Gary Christian stood in an East Tennessee church pulpit on a sunny August Sunday, speaking about pain and death and faith and God. It’s not a place — or a point — where the father of murder victim Channon Christian would have been 18 months ago.
For 10 years Christian never talked to the Lord he had loved all his life. He left God behind after his beautiful, compassionate, smart 21-year-old daughter was carjacked, tortured, raped, beaten and murdered in January 2007.
Then, last April, kneeling at his child’s grave and surrounded by friends, Christian asked for God’s help.

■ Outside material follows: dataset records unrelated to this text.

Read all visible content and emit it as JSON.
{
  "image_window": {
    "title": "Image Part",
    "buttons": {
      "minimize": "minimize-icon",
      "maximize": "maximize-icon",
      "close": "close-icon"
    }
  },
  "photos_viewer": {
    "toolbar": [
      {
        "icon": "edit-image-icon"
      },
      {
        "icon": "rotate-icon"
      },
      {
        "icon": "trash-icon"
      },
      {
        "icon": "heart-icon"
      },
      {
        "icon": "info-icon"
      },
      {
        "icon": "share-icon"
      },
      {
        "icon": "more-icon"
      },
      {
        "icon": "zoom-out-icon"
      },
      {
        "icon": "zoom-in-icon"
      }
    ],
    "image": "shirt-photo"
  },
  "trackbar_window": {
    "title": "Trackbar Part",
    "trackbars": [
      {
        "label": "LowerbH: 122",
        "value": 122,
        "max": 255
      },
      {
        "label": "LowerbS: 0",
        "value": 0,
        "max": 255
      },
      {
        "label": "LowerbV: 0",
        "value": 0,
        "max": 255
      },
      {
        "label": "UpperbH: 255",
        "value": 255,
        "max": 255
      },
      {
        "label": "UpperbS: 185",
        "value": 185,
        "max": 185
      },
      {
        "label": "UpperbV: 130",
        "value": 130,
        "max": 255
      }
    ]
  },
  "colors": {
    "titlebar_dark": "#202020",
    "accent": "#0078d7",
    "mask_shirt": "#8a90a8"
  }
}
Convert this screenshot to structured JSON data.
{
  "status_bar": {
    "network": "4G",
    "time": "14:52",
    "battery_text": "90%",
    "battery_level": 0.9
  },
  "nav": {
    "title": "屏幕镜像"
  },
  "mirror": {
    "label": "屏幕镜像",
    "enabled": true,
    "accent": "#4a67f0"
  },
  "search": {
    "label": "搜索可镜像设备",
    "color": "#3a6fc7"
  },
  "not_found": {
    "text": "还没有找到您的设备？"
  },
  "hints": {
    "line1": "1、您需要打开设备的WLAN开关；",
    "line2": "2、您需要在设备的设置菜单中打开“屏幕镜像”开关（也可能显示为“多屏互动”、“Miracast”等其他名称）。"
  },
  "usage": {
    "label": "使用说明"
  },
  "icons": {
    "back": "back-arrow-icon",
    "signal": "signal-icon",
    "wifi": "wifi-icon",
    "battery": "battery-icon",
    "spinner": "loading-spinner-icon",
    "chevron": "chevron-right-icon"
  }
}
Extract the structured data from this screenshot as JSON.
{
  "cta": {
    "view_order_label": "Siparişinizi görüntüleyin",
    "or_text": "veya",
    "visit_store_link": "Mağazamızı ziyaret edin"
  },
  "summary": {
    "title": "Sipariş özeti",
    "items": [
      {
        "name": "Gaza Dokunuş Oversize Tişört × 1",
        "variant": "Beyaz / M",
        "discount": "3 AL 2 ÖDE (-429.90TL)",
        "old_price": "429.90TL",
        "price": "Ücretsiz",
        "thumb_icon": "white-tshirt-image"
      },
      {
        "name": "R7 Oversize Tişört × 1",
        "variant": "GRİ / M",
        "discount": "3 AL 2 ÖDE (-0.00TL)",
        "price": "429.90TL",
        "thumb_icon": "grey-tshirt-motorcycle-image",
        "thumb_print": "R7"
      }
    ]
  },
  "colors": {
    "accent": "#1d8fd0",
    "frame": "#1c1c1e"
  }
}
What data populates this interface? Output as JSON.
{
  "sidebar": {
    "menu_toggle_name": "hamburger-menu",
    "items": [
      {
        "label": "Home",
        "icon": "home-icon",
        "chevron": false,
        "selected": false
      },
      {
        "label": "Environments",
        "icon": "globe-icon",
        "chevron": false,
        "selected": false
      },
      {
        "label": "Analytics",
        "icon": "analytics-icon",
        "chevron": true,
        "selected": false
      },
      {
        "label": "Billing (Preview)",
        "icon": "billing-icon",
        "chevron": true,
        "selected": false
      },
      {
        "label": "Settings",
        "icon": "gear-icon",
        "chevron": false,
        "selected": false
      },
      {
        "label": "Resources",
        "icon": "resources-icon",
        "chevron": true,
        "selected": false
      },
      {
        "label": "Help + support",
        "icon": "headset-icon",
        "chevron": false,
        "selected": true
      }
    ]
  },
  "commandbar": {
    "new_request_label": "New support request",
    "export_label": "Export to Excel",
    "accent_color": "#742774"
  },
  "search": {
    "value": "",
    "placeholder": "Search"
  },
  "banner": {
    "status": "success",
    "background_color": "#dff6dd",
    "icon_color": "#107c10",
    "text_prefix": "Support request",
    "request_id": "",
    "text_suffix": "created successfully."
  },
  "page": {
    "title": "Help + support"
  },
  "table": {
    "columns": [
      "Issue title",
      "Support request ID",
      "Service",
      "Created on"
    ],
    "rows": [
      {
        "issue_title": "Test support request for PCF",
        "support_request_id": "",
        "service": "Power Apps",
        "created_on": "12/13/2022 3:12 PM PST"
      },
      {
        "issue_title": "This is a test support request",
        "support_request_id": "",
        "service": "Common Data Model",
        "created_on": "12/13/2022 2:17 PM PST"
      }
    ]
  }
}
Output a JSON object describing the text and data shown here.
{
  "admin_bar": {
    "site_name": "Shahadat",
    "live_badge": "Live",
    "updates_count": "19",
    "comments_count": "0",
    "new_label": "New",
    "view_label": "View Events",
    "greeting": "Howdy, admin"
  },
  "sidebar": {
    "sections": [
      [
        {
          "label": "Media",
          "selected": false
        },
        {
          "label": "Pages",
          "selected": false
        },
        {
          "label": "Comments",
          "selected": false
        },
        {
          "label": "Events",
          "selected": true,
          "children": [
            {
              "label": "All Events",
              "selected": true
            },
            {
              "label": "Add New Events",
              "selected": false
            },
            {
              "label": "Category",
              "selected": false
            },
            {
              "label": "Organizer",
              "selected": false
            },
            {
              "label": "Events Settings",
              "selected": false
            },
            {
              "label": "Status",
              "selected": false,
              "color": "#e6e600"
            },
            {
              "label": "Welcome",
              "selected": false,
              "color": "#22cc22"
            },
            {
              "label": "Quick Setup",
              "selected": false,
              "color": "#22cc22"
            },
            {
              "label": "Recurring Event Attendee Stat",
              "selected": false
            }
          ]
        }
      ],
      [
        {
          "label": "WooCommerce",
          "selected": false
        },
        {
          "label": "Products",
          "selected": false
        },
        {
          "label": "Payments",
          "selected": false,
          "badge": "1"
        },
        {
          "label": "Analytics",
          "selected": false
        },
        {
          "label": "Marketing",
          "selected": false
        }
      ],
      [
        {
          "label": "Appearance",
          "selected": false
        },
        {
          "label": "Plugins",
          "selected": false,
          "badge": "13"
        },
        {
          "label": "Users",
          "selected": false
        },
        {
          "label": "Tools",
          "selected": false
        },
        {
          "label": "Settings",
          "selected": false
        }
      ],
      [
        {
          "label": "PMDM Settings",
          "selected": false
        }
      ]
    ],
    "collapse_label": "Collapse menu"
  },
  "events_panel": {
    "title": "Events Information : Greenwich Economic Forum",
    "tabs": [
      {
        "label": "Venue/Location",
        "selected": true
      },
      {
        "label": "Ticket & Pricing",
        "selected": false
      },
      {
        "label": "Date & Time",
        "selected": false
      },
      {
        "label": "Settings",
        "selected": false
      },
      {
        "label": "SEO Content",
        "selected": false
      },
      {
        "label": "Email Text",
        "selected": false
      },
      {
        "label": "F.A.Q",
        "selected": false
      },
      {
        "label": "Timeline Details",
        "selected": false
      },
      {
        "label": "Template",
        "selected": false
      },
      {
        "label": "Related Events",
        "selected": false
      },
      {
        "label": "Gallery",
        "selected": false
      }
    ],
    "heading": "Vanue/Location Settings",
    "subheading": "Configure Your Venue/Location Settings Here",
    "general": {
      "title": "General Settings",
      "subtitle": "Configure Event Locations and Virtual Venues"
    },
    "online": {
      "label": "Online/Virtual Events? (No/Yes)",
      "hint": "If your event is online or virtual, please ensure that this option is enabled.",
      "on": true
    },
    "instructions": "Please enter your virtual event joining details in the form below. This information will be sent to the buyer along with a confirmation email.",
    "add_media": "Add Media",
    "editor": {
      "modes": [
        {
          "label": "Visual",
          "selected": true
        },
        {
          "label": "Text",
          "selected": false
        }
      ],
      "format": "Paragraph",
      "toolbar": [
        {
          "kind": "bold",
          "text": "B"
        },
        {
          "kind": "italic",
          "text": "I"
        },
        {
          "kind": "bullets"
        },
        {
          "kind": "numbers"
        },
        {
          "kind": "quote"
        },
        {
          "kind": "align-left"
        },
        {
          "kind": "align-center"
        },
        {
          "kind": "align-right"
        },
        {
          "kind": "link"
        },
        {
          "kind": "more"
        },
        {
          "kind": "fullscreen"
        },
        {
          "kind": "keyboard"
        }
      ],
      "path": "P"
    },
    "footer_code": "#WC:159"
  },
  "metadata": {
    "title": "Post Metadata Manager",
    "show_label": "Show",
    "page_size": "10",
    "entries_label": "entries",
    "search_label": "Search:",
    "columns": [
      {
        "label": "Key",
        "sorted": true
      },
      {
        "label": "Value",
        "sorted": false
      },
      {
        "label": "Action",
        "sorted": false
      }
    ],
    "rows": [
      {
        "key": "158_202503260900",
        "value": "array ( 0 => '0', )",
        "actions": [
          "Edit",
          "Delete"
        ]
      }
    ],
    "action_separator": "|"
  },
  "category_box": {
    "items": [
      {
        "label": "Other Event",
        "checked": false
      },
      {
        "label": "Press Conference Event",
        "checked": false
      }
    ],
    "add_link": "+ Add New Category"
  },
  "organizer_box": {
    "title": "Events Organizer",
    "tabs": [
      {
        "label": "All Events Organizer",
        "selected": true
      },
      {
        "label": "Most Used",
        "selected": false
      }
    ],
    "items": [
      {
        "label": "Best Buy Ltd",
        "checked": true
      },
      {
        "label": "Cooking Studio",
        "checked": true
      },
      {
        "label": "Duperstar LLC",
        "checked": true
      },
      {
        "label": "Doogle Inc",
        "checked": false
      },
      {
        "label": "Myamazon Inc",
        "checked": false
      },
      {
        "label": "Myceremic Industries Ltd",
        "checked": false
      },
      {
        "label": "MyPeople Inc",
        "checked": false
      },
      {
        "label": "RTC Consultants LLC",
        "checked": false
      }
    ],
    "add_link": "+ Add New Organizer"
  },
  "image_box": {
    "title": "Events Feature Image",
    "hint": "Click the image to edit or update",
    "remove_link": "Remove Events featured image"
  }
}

God had been waiting. He’d never left.
“He restored me,” Christian says.
No hole dark enough
Now Christian, 62, gives his testimony to churches and other groups. He’s spoken to some 30,000 people at more than 64 locations. His website, garychristianseminars.com, lists his schedule and how to contact him to speak. There’s no charge.
His message is a straight-line story of a man who abandoned his faith after overwhelming tragedy, who found God again after a decade of anguish and who now witnesses for Christ.
His seminars often last more than an hour. He remembers his love for a daughter who loved dogs, shoes and clothes. He recounts the brutality of her torture and murder. His testimony incorporates the apostle Peter, Jesus’ crucifixion, the work of missionaries and God’s unwavering love. Photos of a happy, radiant Channon Christian, often with her dad, are shown in an accompanying visual presentation.